Clip visualization: For fixed $\hat{A} > 0$, plot $L^\text{CLIP}$ vs $r(\theta)$. Identify the flat region where gradient = 0.
Epsilon ablation: Train PPO with $\epsilon \in \{0.05, 0.1, 0.2, 0.3, 0.5\}$. What breaks at extremes?
RLHF simulation: Implement a toy RLHF loop: use PPO to fine-tune a small character-level LM where the "reward model" is just string length. Observe mode collapse vs KL penalty.
Compare REINFORCE vs A2C vs PPO: Run all three on CartPole with same number of environment steps. Plot learning curves.

Key Takeaways

PPO clips the probability ratio to prevent destructive policy updates
Same data, multiple epochs — PPO reuses collected trajectories (K epochs)
PPO = the algorithm behind RLHF — Day 33's missing implementation detail
Reward engineering is the bottleneck for robot RL → motivates imitation learning
GAE + PPO + clipping = the standard recipe for modern RL

Connection to the Thread

PPO completes the RL toolkit.

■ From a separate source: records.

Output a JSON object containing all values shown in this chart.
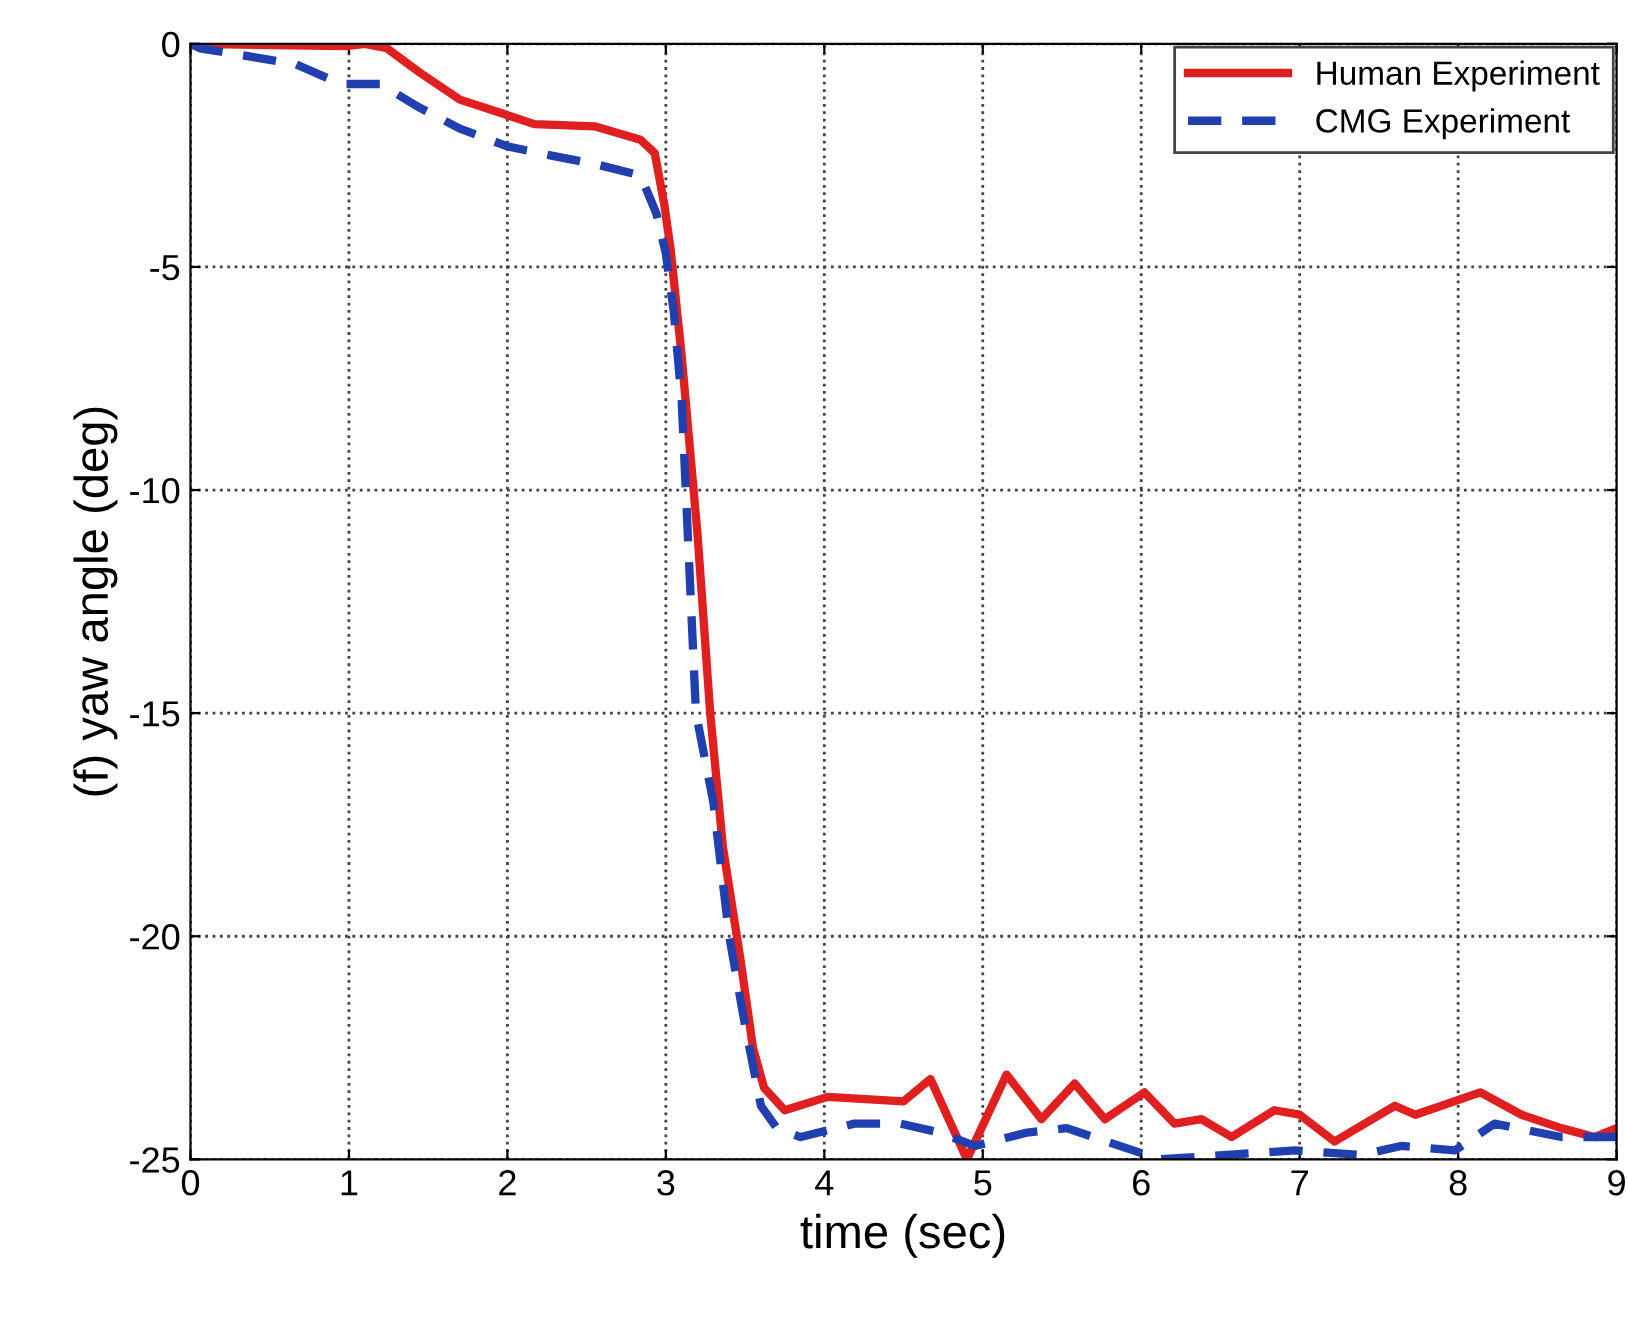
{
  "chart_data": {
    "type": "line",
    "xlabel": "time (sec)",
    "ylabel": "(f) yaw angle (deg)",
    "xlim": [
      0,
      9
    ],
    "ylim": [
      -25,
      0
    ],
    "xticks": [
      0,
      1,
      2,
      3,
      4,
      5,
      6,
      7,
      8,
      9
    ],
    "yticks": [
      -25,
      -20,
      -15,
      -10,
      -5,
      0
    ],
    "grid": true,
    "legend": "top right",
    "series": [
      {
        "name": "Human Experiment",
        "color": "#e02020",
        "line_style": "solid",
        "x": [
          0,
          0.98,
          1.1,
          1.24,
          1.45,
          1.7,
          1.96,
          2.17,
          2.55,
          2.84,
          2.93,
          2.99,
          3.03,
          3.1,
          3.2,
          3.28,
          3.36,
          3.47,
          3.55,
          3.62,
          3.75,
          4.02,
          4.5,
          4.67,
          4.9,
          5.15,
          5.37,
          5.58,
          5.77,
          6.02,
          6.21,
          6.38,
          6.57,
          6.84,
          7.0,
          7.22,
          7.6,
          7.73,
          8.14,
          8.4,
          8.65,
          8.86,
          9
        ],
        "values": [
          0,
          -0.05,
          0,
          -0.1,
          -0.65,
          -1.25,
          -1.55,
          -1.8,
          -1.85,
          -2.15,
          -2.45,
          -3.6,
          -4.6,
          -7,
          -11,
          -15,
          -18,
          -20.5,
          -22.5,
          -23.4,
          -23.9,
          -23.6,
          -23.7,
          -23.2,
          -25,
          -23.1,
          -24.1,
          -23.3,
          -24.1,
          -23.5,
          -24.2,
          -24.1,
          -24.5,
          -23.9,
          -24,
          -24.6,
          -23.8,
          -24,
          -23.5,
          -24,
          -24.3,
          -24.5,
          -24.3
        ]
      },
      {
        "name": "CMG Experiment",
        "color": "#2040b0",
        "line_style": "dashed",
        "x": [
          0,
          0.06,
          0.66,
          0.95,
          1.2,
          1.43,
          1.7,
          2.0,
          2.27,
          2.56,
          2.84,
          2.94,
          3.0,
          3.05,
          3.1,
          3.19,
          3.3,
          3.4,
          3.5,
          3.6,
          3.7,
          3.85,
          4.19,
          4.48,
          4.73,
          4.95,
          5.28,
          5.53,
          5.78,
          6.12,
          6.54,
          6.97,
          7.39,
          7.64,
          7.98,
          8.23,
          8.65,
          9
        ],
        "values": [
          0,
          -0.1,
          -0.45,
          -0.9,
          -0.9,
          -1.4,
          -1.9,
          -2.3,
          -2.5,
          -2.7,
          -2.95,
          -3.8,
          -4.7,
          -6,
          -8,
          -15,
          -17,
          -20,
          -22,
          -23.8,
          -24.3,
          -24.5,
          -24.2,
          -24.2,
          -24.4,
          -24.7,
          -24.4,
          -24.3,
          -24.6,
          -25,
          -24.9,
          -24.8,
          -24.9,
          -24.7,
          -24.8,
          -24.2,
          -24.5,
          -24.5
        ]
      }
    ]
  }
}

But robot RL's Achilles heel is reward design: how do you specify "pick up the mug carefully" as a scalar reward? The answer is you don't — you show demonstrations instead. Before we get to imitation learning (Week 12), we need one more tool: diffusion models. Starting tomorrow, we learn to generate by denoising — a framework that will transform how robots produce actions.